Paula’s chair was a sling of white shaggy fur, big enough to sleep in. She curled her legs under her. Illy’s whole house was done in white, chrome, and glass. The young wife came in from the sleeproom. Against such a background, her beauty was riveting: there was nothing else to look at. Boltiko glared at her.

“That boy of yours is incorrigible.”

Illy had three children. Paula could never pick out which of the horde they were. The young wife sat down in the chair between the other women. “I’m sure I can’t be blamed.”

Boltiko snorted.
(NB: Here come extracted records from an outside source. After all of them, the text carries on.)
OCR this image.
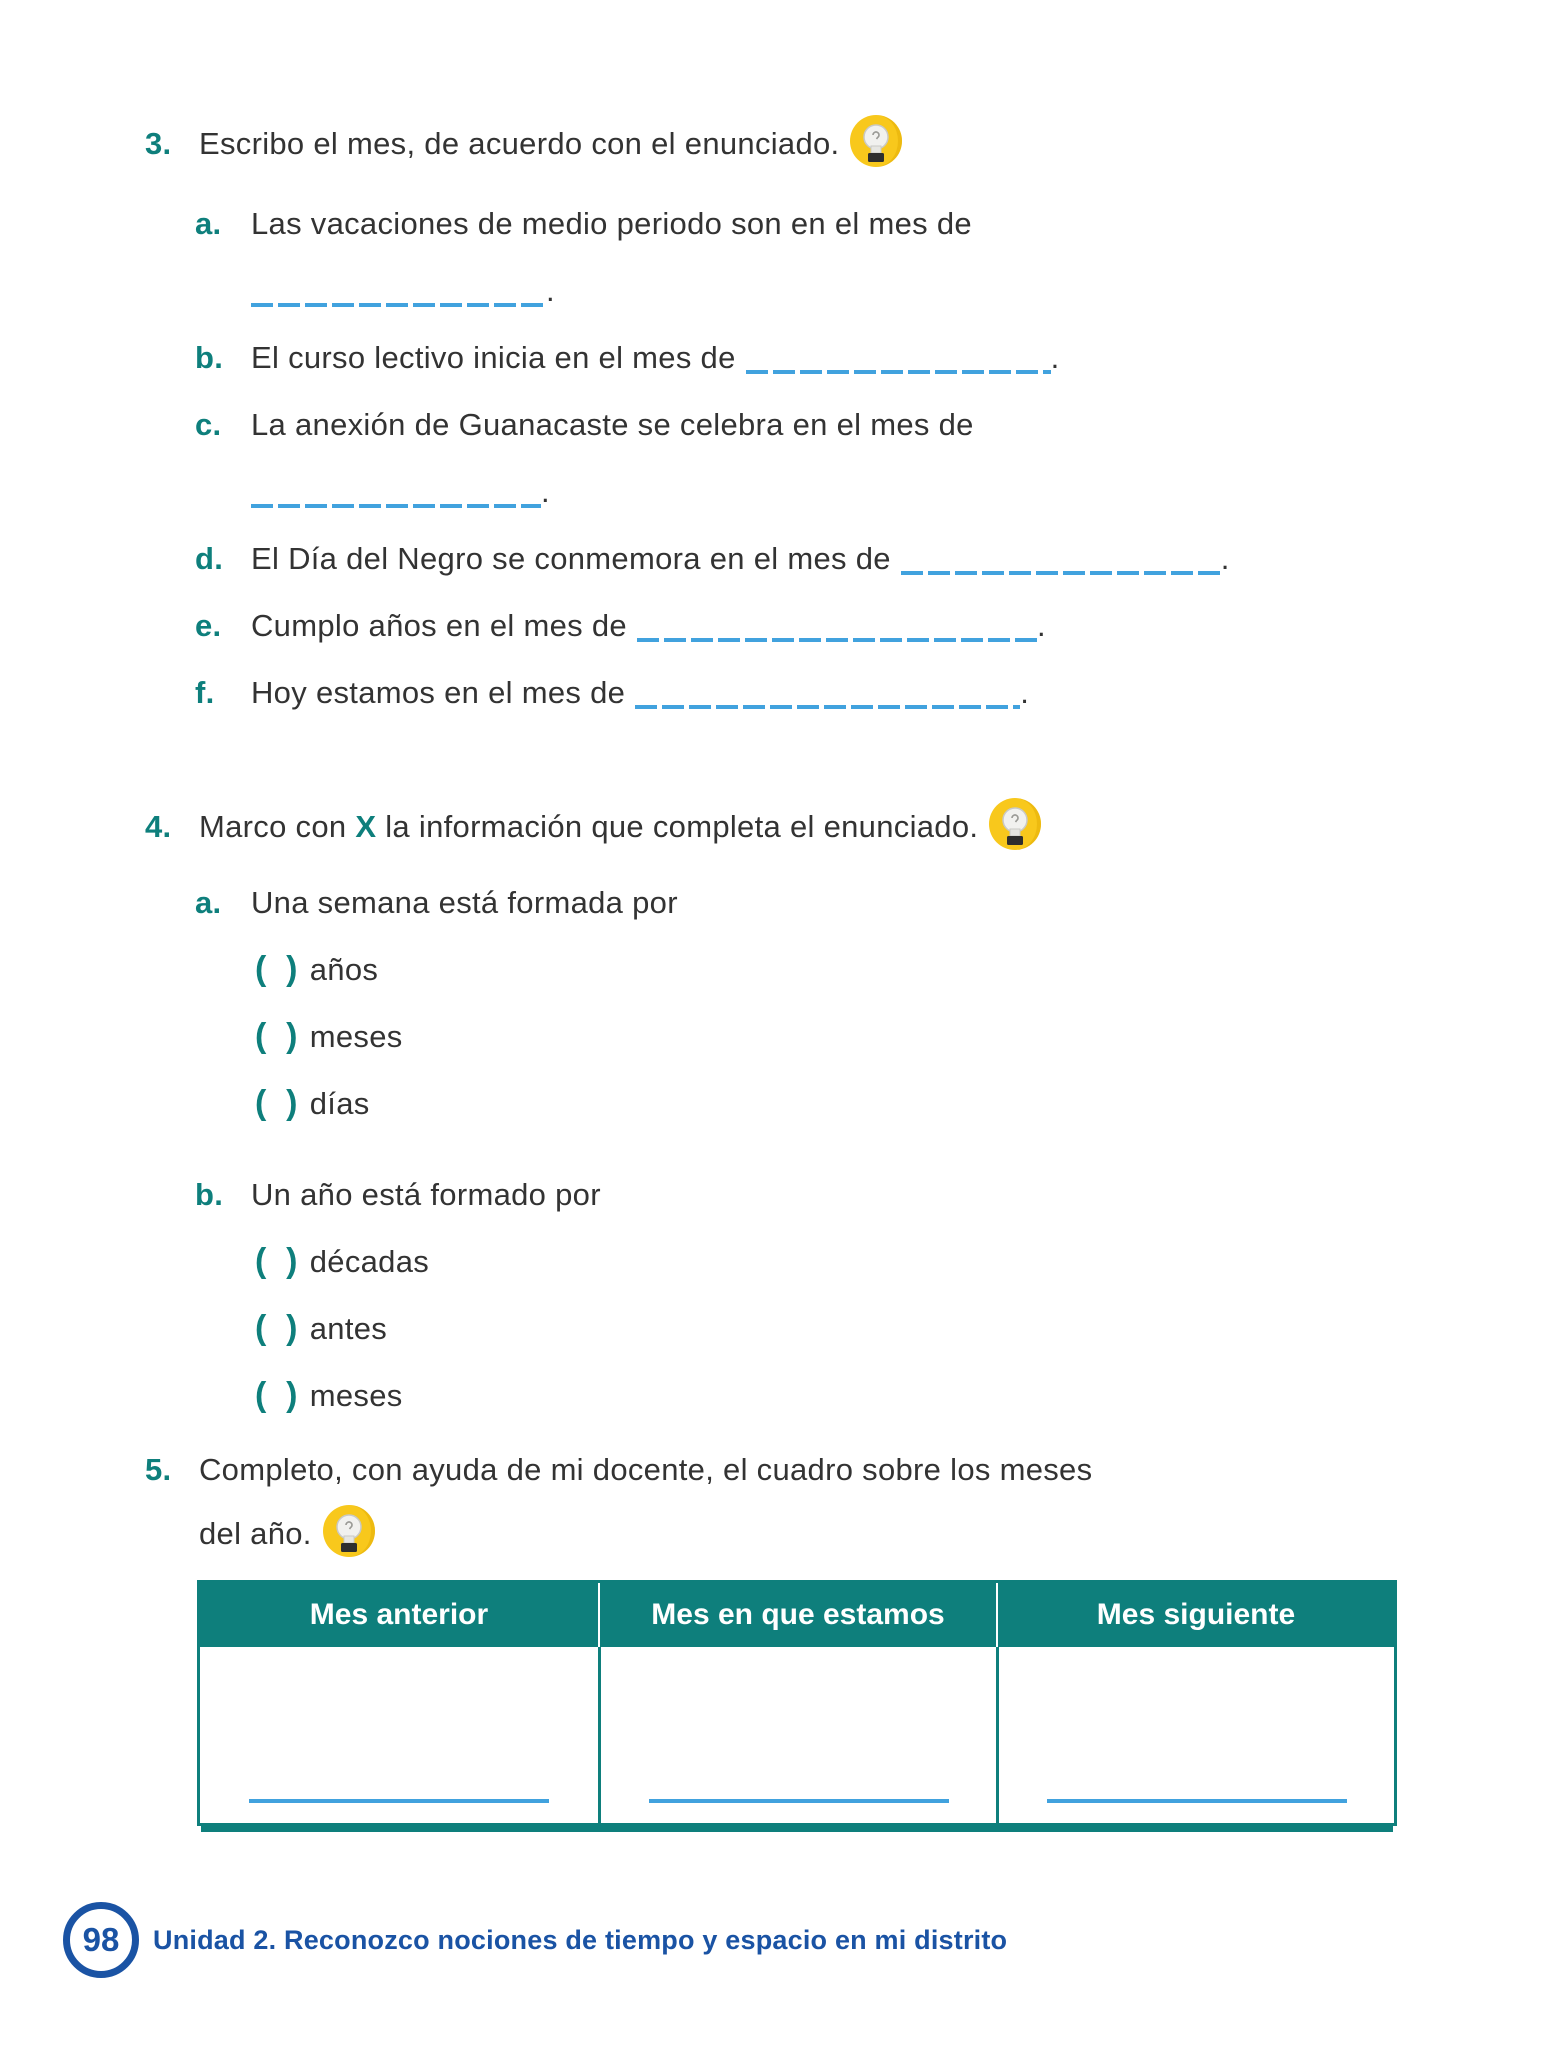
3. Escribo el mes, de acuerdo con el enunciado.
a. Las vacaciones de medio periodo son en el mes de
.
b. El curso lectivo inicia en el mes de	.
c. La anexión de Guanacaste se celebra en el mes de
.
d. El Día del Negro se conmemora en el mes de	.
e. Cumplo años en el mes de	.
f.	Hoy estamos en el mes de	.
4. Marco con X la información que completa el enunciado.
a. Una semana está formada por
(  ) años
(  ) meses
(  ) días
b. Un año está formado por
(  ) décadas
(  ) antes
(  ) meses
5. Completo, con ayuda de mi docente, el cuadro sobre los meses
del año.
Mes anterior	Mes en que estamos	Mes siguiente
98 Unidad 2. Reconozco nociones de tiempo y espacio en mi distrito
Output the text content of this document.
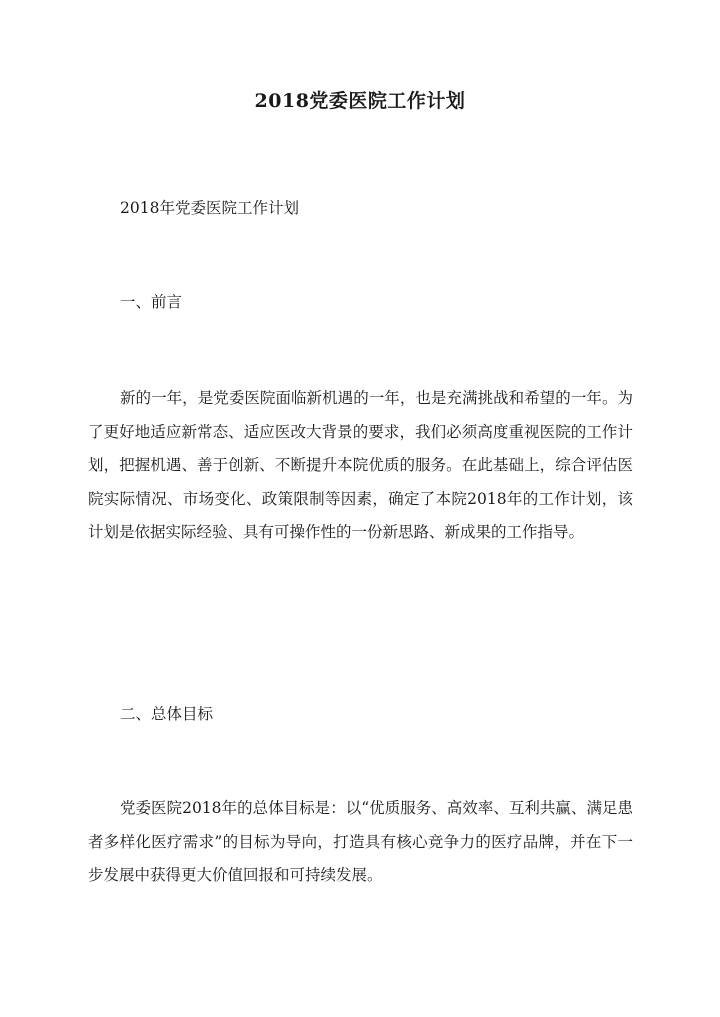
2018党委医院工作计划

2018年党委医院工作计划

一、前言

新的一年，是党委医院面临新机遇的一年，也是充满挑战和希望的一年。为了更好地适应新常态、适应医改大背景的要求，我们必须高度重视医院的工作计划，把握机遇、善于创新、不断提升本院优质的服务。在此基础上，综合评估医院实际情况、市场变化、政策限制等因素，确定了本院2018年的工作计划，该计划是依据实际经验、具有可操作性的一份新思路、新成果的工作指导。

二、总体目标

党委医院2018年的总体目标是：以“优质服务、高效率、互利共赢、满足患者多样化医疗需求”的目标为导向，打造具有核心竞争力的医疗品牌，并在下一步发展中获得更大价值回报和可持续发展。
She reached for a glass of kakine. “That baby is tiny,” she said to Paula. “You aren’t feeding him enough.”

“If he were any bigger I’d have to put wheels on him to move him around.”

“He cries. That’s a sign he’s hungry.”

“I think he’s just bad-tempered,” Paula said.

“He cries all the time.”

“All you ever talk about is children,” Illy said. She sent the slave away with a wave of her hand. “He’s in a good mood now.”

All she ever talked about was Saba. Paula rubbed her hand over the long white nap of her chair. The treaty had come back, signed, and the trade contracts had been covered by a syndicate of fifty-two Martian traders.

Boltiko said, “Nobody is blowing down Matuko, that’s why. Dakkar says the city is very peaceful.”

The house slave came in again with a tray of cut fruit. Like Pedasen, he was a eunuch. In his whispery voice, he said, “Mem, Pedasen is in the back. The Akellar will see Mem Paula in the Manhus.”

“In the Manhus,” Illy and Boltiko said, in one voice.

“I wonder what he wants,” Paula said. She slid down from the chair.

Pedasen waited in the back doorway of lily’s house, David in the crook of his arm. When the baby saw her he burst into an enormous smile. She took him from the slave. With Pedasen beside her she crossed the yard to the Manhus door.

“Boltiko says it means he’s hungry when he cries,” she said to Pedasen.

He shrugged. On the steps, he reached for the baby again. “She thinks that’s all that can be wrong with people, that they’re hungry.”